Training held in-house enables the lawyer to tailor courses specifically to business needs. Content can be precisely targeted to the audience.
Contracts managers may need to know about the latest developments in contract law. But more importantly, they may need to understand the effect of those changes on their company's standard terms of business. To run the course in-house will ensure that information is received and understood.
Courses can be adjusted to the time the business has available. For example, a slot in the marketing department's monthly meeting may be all that you can secure. An hour may seem short. But used to maximum effect, the advice on pricing and competitions that can be given in that time may well avoid a time consuming and costly investigation by trading standards in the future.
Training is one of the most effective methods available to the in-house lawyer to manage the risks of the business. Running that training in-house will ensure it is within budget and on target.
Megan Keech is a director of in-house legal training company StraightTalk UK.
Law schools for the City
There has been much recent publicity about a consortium of City law firms commissioning a specially-tailored LPC directed at their needs. The idea of competing law firms working together for training purposes may seem unusual, but in fact is not new. For some time, City law firms have been providing joint post-qualification training (CPD) for their lawyers. Nottingham Law School provides specialist training at that level to various consortia of City-based law firms and has regular enquiries for training in specialist areas from firms which wish to work with others. After all, the training needs of like firms are similar.
There are many benefits of providing training in this way. Firstly, course development costs can be shared and therefore reduced for each firm. When I am approached to produce a course in a specific area - a recent example being adjudication advocacy in construction disputes - I have to first ensure that research into the substantive and procedural aspects of that work is carried out. It is only once that is done that expert course designers can prepare and write an appropriate training programme. I will meet the clients regularly to ensure that we are tailoring the course precisely to their needs and that the outcomes of the course will match their expectations. All of this is obviously expensive, and if it can be shared, not only will the cost to each firm be less, but the quality of the course itself will be greater.
An important issue for a smaller firm or a small specialist department is that there is no need to release a whole department from fee-earning work at any one time. Lawyers can go on courses in small numbers from each of several firms.
The environment of a training course allows for healthy competition to develop among delegates. Teamwork is a strong feature on our courses and thus lawyers are often in or against teams with people from competing firms. This adds realism to simulated exercises. Also, the training environment is perfect for networking with other professionals - junior lawyers particularly find they build lasting working relationships with others. Working practices are improved by gaining an insight into others' thinking and way of working. Why not work together, unless training is in an area which is so cutting edge that you might have a competitive advantage over other firms?

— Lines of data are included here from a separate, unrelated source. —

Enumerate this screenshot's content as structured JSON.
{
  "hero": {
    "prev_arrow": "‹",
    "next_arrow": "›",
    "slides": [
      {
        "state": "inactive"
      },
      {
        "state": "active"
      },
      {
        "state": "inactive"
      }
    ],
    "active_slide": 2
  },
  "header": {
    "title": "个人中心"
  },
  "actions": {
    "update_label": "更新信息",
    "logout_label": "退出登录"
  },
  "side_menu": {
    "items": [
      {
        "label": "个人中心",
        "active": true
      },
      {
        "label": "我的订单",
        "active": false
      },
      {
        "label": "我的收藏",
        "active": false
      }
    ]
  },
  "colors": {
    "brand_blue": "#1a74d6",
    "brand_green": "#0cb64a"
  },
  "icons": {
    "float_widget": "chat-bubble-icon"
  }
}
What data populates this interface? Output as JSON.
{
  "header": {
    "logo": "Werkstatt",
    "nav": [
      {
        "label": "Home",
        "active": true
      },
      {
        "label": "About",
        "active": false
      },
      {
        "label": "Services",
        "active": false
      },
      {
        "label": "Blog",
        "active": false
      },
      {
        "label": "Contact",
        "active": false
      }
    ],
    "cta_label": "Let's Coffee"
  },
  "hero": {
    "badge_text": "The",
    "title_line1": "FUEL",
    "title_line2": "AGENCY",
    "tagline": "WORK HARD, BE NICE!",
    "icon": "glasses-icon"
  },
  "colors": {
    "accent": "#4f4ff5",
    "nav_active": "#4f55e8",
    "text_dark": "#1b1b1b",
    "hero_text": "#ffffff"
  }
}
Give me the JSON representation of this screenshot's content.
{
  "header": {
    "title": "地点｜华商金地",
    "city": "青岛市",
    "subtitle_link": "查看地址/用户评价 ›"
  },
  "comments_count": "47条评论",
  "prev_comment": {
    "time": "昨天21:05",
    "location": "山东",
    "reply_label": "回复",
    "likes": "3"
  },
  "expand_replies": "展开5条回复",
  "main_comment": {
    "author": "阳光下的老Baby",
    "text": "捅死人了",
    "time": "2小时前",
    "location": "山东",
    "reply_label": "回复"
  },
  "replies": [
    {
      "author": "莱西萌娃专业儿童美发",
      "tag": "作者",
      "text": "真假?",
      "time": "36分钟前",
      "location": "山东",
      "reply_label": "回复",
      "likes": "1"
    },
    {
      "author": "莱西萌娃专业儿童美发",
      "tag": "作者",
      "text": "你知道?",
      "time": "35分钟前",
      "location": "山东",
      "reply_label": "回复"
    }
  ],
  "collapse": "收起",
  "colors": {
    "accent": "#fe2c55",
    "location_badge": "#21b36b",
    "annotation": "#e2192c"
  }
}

International law firms have already embraced the notion of training for departments which span different countries. For example, a firm with offices in the UK, the US and different European countries may well organise a week's training in London for all the lawyers in the corporate departments because they recognise the benefits of bringing them together.
Training in a consortium with other law firms can bring these same benefits to firms which may not be able to follow this example themselves.
Innovation and an enthusiastic approach to training is essential to improve the quality of legal practice and the level of service to the client. Training with others is a way of achieving this goal.
Suzanne Fine is head of business development at Nottingham Law School and is in charge of the new London base.